|Writing romances is opening "Pandora's Box", says BioWare writer David Gaider|
|Posted: 23.01.2014 13:46 by Simon Priest||Comments: 6|
Dragon Age: Inquisition lead writer David Gaider has discussed the topic of romance in BioWare's RPGs, and how some would be happy if they "just abandoned the effort altogether," but it's tricky.
There are those who enjoy BioWare's tales as much as they do because of romance options, but the team often feels the pressure and always ask 'should we bother?'
Gaider can already imagine the various reactions once some of Dragon Age: Inquisition's potential relationships are revealed, and the conspiracies concocted.
"I can easily imagine a time when the romances in Inquisition are revealed (whether that will be before or after release, I have no idea)," Gaider . "There will be an inevitable reaction from people who are disappointed they couldn't romance someone with their character of choice, and some of them will rant at length as to how they were only deprived of said romance because of some agenda."
"We took away that romance because we're mean, or because we're boring and couldn't we see that the romance they wanted would be so much more interesting? And that romance we actually put in is not only terrible but is homophobic/biphobic/racist/pedophilia/etc., which their romance pairing would not be."
"Yes, at that time, the conversation of why we even bother certainly can and will come up within the team. For the most part, it's not hard to soon remember that we bother because there are a lot of people who enjoy the romances we write very much - and if there are people who take it to an angry place, it's probably because they passionately care. And also probably because we do sometimes make mistakes and can indeed do better," he conceded.
Whether you like them or not, romances have become a staple of BioWare's storytelling, with considerable time and effort into crafting them for Dragon Age and Mass Effect. Before that they were also present in Star Wars: Knights of the Old Republic and Jade Empire. More recently they're littered throughout Star Wars: The Old Republic.
"Generally those are people who don't use that sort of content in our games anyhow, so us not pursuing it naturally wouldn't bother them. I'll just ignore the element who see romances as a thing that only 'fangirls' like, and which is thus of lesser value to a 'real game'."
Confirmed party members in Inquisition are Dragon Age 2's dwarven story telling and rogue Varric, and Chantry Seeker and warrior Cassandra Pentaghast. There's also a new character called Vivienne, a mage from Orlais. Another confirmed returning character is Morrigan however she won't be a full party member.
"To me, the thing that BioWare does best is not story but characters - I think our characters are done to a level that few other games even attempt, with an element of agency that strikes a chord in our players...and romances have been a natural outgrowth of that. Sure we could stop, but that would be turning our backs on something we do which almost no-one else does. The question would be: 'why?' And what do we replace it with?"

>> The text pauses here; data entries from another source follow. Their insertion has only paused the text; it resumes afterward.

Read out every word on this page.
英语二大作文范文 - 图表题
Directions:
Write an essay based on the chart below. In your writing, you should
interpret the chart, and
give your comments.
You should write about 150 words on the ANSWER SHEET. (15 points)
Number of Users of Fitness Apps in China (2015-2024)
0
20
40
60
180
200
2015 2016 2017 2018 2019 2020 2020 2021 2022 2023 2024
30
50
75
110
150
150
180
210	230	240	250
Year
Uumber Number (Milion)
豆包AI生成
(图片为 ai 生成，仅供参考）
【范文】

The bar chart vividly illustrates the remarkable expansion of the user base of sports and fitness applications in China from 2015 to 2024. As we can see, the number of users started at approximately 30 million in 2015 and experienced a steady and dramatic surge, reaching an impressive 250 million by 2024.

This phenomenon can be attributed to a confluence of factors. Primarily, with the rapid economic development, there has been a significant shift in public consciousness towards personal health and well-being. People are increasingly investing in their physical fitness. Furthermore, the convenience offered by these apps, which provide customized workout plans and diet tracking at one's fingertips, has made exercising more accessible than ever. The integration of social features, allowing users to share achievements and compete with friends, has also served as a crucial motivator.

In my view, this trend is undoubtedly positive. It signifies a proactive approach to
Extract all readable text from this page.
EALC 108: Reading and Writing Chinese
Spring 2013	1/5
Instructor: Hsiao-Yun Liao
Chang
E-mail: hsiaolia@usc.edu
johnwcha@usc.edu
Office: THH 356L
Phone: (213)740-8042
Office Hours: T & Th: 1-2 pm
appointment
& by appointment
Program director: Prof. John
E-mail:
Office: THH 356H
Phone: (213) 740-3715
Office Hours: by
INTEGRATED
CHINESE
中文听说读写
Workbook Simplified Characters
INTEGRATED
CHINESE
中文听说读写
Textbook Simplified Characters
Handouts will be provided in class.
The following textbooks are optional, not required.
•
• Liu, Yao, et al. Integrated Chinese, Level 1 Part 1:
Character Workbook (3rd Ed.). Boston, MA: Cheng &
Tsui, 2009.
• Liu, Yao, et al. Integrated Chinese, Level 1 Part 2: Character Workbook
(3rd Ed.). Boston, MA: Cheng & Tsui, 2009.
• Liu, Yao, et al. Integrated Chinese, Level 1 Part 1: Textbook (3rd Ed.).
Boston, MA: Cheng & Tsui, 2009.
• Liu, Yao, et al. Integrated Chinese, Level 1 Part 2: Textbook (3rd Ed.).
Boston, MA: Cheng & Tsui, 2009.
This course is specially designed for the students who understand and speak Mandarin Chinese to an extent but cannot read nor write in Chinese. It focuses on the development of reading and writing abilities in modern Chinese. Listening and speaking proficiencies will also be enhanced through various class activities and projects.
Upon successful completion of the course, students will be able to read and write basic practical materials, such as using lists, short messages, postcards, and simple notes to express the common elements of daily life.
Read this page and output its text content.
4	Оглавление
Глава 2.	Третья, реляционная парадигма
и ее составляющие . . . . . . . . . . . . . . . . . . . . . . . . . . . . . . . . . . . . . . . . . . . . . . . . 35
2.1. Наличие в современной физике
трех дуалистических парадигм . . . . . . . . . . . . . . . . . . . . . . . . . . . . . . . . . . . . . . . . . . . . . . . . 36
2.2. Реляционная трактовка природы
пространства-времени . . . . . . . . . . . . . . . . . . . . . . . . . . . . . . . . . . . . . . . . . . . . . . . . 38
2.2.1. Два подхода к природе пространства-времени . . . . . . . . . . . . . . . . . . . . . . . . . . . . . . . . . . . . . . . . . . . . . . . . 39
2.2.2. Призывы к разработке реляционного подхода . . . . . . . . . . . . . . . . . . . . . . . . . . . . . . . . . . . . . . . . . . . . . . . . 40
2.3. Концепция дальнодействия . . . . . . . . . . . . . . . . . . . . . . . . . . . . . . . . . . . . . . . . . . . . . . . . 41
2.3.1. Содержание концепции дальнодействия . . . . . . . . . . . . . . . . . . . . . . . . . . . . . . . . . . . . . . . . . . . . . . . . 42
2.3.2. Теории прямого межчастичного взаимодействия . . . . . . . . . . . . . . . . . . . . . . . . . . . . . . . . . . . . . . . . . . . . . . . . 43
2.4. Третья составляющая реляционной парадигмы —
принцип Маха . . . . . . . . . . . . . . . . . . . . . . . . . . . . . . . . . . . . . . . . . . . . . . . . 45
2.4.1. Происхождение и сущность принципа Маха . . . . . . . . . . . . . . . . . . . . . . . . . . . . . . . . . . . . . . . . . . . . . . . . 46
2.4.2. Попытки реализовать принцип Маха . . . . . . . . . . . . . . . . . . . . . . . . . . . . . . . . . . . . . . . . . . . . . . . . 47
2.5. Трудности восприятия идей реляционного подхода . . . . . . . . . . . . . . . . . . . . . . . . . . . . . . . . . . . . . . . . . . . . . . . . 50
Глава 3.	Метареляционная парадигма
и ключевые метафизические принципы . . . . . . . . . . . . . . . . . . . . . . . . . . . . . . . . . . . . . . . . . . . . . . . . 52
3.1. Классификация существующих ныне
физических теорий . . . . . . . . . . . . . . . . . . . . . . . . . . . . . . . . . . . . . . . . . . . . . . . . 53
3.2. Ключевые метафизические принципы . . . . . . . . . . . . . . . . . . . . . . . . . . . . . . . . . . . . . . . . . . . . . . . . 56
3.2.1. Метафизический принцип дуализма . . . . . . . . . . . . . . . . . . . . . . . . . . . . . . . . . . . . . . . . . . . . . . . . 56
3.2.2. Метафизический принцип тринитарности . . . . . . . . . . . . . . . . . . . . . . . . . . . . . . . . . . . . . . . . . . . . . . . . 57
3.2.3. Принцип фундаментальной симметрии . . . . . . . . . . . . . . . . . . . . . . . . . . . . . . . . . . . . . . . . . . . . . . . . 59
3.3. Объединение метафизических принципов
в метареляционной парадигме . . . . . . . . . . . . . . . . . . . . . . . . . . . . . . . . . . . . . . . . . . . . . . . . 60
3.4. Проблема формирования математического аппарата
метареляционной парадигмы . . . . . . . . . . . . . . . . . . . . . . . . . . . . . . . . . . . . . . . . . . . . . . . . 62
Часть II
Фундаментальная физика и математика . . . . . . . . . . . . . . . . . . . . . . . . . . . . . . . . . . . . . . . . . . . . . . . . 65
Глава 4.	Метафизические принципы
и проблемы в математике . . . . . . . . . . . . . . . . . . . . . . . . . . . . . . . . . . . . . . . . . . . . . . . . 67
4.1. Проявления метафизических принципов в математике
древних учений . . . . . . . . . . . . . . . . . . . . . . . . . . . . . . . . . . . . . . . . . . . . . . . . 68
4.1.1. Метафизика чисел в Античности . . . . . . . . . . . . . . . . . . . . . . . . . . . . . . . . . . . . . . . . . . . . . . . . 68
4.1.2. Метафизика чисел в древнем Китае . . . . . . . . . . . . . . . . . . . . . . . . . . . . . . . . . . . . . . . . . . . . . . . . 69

"We've made a few games without romances before, and we could do it again. Perhaps, if we made a new IP, we might decide it's best not to open that particular Pandora's Box (which, yes, romances have always been) and go with something else...but that 'something else' better be something damned good, as there are a lot of people who enjoy that part of our games immensely and who might not be willing to buy into a new series which didn't have it."
"Some folks might be eager to write those fans off, but I'm not really sure that BioWare feels the same."
Dragon Age: Inquisition releases on PC, Xbox 360, PS3, Xbox One and PS4 in Q3 2014. Sometime early this year BioWare will be beta testing their Dragon Keep system which is designed to store playthroughs of Dragon Age and let us craft what took place in previous Dragon Age adventures to carry through our decisions into Inquisition.